Unlike so many of the promises he’s made over the decades, this was one that Trump actually kept. He appointed hundreds of Christian nationalist judges intent on throwing out abortion rights rulings, he gave them unparalleled access to his staff, he appointed many of them to the highest echelons of power. He catered obsessively to their authoritarian policy demands. And after four disastrous years, Trump’s strategy of unlawfully clinging to power was conceived and executed by Christian Right activists.

Despite everything Trump and his fellow Republicans have done to promote and enforce Christian supremacism, right-wing atheists are still continuing their quixotic obsessions with random left-wing activists and college students, while also cozying up to theocrats. Figures like James Lindsay who emerged from the New Atheist scene are now prominent allies of the Religious Right with close ties to Christian nationalist organizations like Sovereign Nations. Richard Dawkins, meanwhile, is praising church bells and denouncing the “aggressive-sounding Allahu Akbar,” and Douglas Murray is making videos about the supposed “god-shaped hole” in the human psyche.

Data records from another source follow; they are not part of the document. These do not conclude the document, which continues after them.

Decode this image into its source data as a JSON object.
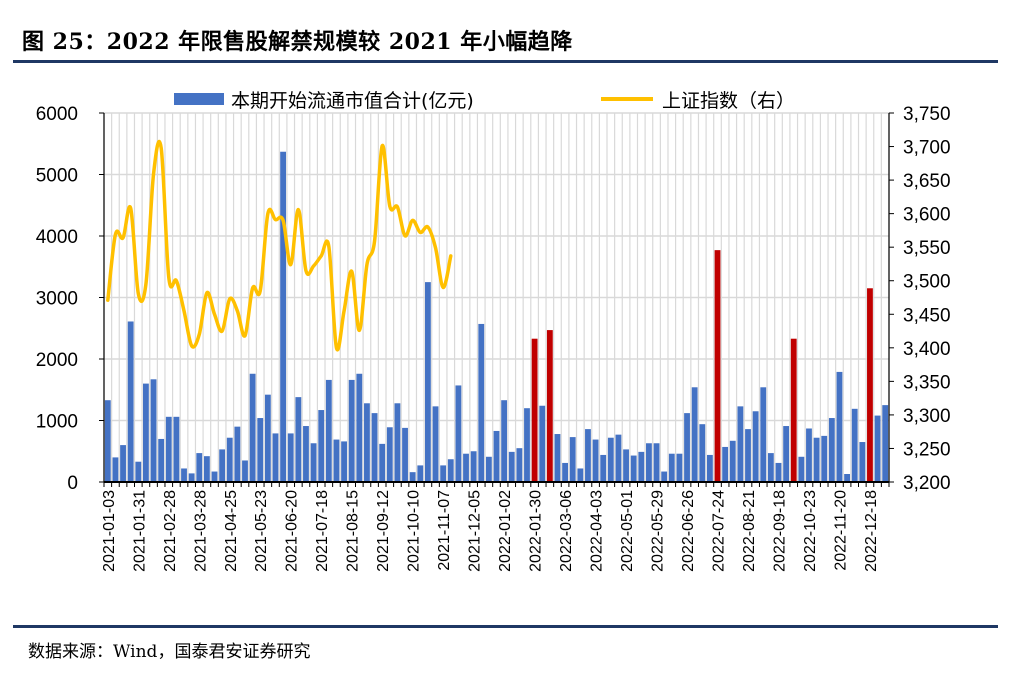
{
  "title": "图 25：2022 年限售股解禁规模较 2021 年小幅趋降",
  "source": "数据来源：Wind，国泰君安证券研究",
  "colors": {
    "bar": "#4472c4",
    "bar_highlight": "#c00000",
    "line": "#ffc000",
    "rule": "#1f3864",
    "grid": "#d9d9d9"
  },
  "chart_data": {
    "type": "bar+line",
    "title": "图 25：2022 年限售股解禁规模较 2021 年小幅趋降",
    "legend": [
      "本期开始流通市值合计(亿元)",
      "上证指数（右）"
    ],
    "legend_placement": "top",
    "grid": true,
    "left_axis": {
      "ylim": [
        0,
        6000
      ],
      "ticks": [
        "0",
        "1000",
        "2000",
        "3000",
        "4000",
        "5000",
        "6000"
      ]
    },
    "right_axis": {
      "ylim": [
        3200,
        3750
      ],
      "ticks": [
        "3,200",
        "3,250",
        "3,300",
        "3,350",
        "3,400",
        "3,450",
        "3,500",
        "3,550",
        "3,600",
        "3,650",
        "3,700",
        "3,750"
      ]
    },
    "x_tick_labels": [
      "2021-01-03",
      "2021-01-31",
      "2021-02-28",
      "2021-03-28",
      "2021-04-25",
      "2021-05-23",
      "2021-06-20",
      "2021-07-18",
      "2021-08-15",
      "2021-09-12",
      "2021-10-10",
      "2021-11-07",
      "2021-12-05",
      "2022-01-02",
      "2022-01-30",
      "2022-03-06",
      "2022-04-03",
      "2022-05-01",
      "2022-05-29",
      "2022-06-26",
      "2022-07-24",
      "2022-08-21",
      "2022-09-18",
      "2022-10-23",
      "2022-11-20",
      "2022-12-18"
    ],
    "x_tick_every": 4,
    "highlight_indices": [
      56,
      58,
      80,
      90,
      100
    ],
    "series": [
      {
        "name": "本期开始流通市值合计(亿元)",
        "type": "bar",
        "axis": "left",
        "values": [
          1330,
          400,
          600,
          2610,
          330,
          1600,
          1670,
          700,
          1060,
          1060,
          220,
          140,
          470,
          420,
          170,
          530,
          720,
          900,
          350,
          1760,
          1040,
          1420,
          790,
          5370,
          790,
          1380,
          910,
          630,
          1170,
          1660,
          690,
          660,
          1660,
          1760,
          1280,
          1120,
          620,
          890,
          1280,
          880,
          160,
          270,
          3250,
          1230,
          270,
          370,
          1570,
          460,
          500,
          2570,
          410,
          830,
          1330,
          490,
          550,
          1200,
          2330,
          1240,
          2470,
          780,
          310,
          730,
          220,
          860,
          690,
          440,
          720,
          770,
          530,
          430,
          490,
          630,
          630,
          170,
          460,
          460,
          1120,
          1540,
          940,
          440,
          3770,
          570,
          670,
          1230,
          860,
          1150,
          1540,
          470,
          310,
          910,
          2330,
          410,
          870,
          720,
          750,
          1040,
          1790,
          130,
          1190,
          650,
          3150,
          1080,
          1250
        ]
      },
      {
        "name": "上证指数（右）",
        "type": "line",
        "axis": "right",
        "values": [
          3471,
          3569,
          3564,
          3608,
          3481,
          3495,
          3659,
          3698,
          3505,
          3500,
          3455,
          3403,
          3420,
          3482,
          3450,
          3425,
          3473,
          3455,
          3418,
          3489,
          3485,
          3600,
          3591,
          3590,
          3524,
          3606,
          3515,
          3522,
          3537,
          3551,
          3400,
          3455,
          3514,
          3426,
          3524,
          3559,
          3701,
          3611,
          3610,
          3567,
          3590,
          3572,
          3580,
          3549,
          3490,
          3537
        ]
      }
    ]
  }
}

You simply can’t make this stuff up. It is beyond parody.

Nowadays, no one wants to be called a “New Atheist” anymore, because of the baggage and connotations the term carries, but the evangelical right-wing atheists still continue doing the same things. Whether they call themselves the “Intellectual Dark Web” or “heterodox,” their anti-left sentiment remains. It’s very different from the vast majority of atheists who actually do embrace pluralism, science, and human rights.

I left Islam because my skepticism was prompted by progressive values. I did not expect to see the same bigotries and conservative biases in the atheist scene that claimed to oppose these things. I learned the hard way, however, that bigotry and discrimination were not what my former associates opposed, it was Islam, it was minorities, immigrants … and brown people.

Joining hands with Christian nationalists to own the libs makes a certain kind of sense by this twisted logic. But it’s definitely not atheist activism.